Best practices for productionizing Apache Spark MLlib models
Joseph Bradley discusses common paths to productionizing Apache Spark MLlib models and shares engineering challenges and corresponding best practices. Along the way, Joseph covers several deployment scenarios, including batch scoring, Structured Streaming, and real-time low-latency serving.

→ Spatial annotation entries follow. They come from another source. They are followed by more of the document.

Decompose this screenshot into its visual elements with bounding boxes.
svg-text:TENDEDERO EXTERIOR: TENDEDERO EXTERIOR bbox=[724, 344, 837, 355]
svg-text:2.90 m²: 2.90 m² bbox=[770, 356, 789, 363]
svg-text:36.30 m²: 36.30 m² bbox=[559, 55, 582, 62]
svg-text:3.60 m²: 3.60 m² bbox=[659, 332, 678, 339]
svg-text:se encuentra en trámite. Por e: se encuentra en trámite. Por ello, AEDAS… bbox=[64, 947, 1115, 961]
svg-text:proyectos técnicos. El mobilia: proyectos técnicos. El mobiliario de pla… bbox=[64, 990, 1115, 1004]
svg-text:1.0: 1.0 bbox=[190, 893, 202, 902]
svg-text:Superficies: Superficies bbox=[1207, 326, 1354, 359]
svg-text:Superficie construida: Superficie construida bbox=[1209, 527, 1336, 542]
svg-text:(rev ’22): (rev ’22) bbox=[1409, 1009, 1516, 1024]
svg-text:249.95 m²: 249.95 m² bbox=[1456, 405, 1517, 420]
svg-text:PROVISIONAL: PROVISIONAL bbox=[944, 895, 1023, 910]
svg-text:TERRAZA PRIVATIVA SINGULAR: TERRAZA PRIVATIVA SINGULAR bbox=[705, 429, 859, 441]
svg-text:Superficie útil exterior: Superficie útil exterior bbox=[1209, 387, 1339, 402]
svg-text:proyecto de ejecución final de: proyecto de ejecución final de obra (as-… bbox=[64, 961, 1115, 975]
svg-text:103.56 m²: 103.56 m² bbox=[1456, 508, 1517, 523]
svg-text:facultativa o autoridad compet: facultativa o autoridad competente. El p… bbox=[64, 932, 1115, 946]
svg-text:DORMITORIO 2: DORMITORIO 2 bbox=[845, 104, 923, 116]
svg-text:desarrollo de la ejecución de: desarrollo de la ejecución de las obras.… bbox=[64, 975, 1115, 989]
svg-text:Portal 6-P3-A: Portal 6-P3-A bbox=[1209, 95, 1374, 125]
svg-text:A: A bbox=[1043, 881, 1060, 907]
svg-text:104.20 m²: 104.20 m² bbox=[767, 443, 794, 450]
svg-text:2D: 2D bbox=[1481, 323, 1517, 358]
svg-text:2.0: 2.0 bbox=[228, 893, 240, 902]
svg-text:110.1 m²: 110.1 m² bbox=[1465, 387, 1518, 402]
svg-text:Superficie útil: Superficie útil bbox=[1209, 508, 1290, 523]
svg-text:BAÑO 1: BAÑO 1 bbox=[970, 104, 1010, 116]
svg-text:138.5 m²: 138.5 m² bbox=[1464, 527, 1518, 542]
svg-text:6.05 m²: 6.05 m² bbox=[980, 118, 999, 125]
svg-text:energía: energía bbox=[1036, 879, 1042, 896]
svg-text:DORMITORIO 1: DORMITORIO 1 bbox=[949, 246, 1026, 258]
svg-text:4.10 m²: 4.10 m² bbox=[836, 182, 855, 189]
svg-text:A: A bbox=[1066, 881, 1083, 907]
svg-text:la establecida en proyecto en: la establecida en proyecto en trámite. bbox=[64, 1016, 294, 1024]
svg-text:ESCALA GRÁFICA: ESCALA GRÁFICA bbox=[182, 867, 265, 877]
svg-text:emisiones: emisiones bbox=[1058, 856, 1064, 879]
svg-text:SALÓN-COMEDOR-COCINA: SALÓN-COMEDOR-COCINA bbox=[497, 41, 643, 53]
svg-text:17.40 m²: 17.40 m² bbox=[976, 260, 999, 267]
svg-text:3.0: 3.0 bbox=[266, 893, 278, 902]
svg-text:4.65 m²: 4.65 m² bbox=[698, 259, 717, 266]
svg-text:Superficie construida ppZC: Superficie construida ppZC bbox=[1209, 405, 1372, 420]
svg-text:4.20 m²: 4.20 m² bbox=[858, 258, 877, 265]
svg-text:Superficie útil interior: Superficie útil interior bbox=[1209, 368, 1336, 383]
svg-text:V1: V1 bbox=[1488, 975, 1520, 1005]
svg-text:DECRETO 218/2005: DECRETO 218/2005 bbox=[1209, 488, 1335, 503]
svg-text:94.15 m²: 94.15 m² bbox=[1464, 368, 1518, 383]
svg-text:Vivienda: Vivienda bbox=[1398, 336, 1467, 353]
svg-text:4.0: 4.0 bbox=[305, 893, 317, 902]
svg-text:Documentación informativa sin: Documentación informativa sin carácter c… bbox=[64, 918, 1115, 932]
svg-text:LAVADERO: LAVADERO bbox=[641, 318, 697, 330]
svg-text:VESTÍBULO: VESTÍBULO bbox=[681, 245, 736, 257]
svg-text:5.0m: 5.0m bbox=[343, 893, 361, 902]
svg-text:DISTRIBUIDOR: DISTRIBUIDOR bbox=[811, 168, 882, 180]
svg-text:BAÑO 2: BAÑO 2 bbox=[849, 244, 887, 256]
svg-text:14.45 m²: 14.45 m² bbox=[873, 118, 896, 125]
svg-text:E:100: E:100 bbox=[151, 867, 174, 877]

Talk Title | Best practices for productionizing Apache Spark MLlib models |
Speakers | Joseph Bradley (Databricks) |
Conference | Strata Data Conference |
Conf Tag | Big Data Expo |
Location | San Jose, California |
Date | March 6-8, 2018 |
URL | Talk Page |
Slides | Talk Slides |
Video | |
Apache Spark has become a key tool for data scientists to explore, understand, and transform massive datasets and build and train advanced machine learning models. The question then becomes how to deploy these machine learning models in a production environment. How do you embed what you’ve learned into customer-facing data applications? When companies begin to employ machine learning in actual production workflows, they encounter new sources of friction. Sharing models across teams can be challenging, especially when sharing means migrating to new deployment environments. Ensuring that identical models are deployed in different systems, especially while maintaining complex featurization logic, can cause subtle bugs and changes of behavior. Joseph Bradley discusses common paths to productionizing Apache Spark MLlib models and shares engineering challenges and corresponding best practices. Along the way, Joseph covers several deployment scenarios, including batch scoring, Structured Streaming, and real-time low-latency serving. Joseph concludes with a demo that illustrates key parts of these workflows. You’ll leave with a high-level view of deployment modes as well as tips and resources for getting started with each mode.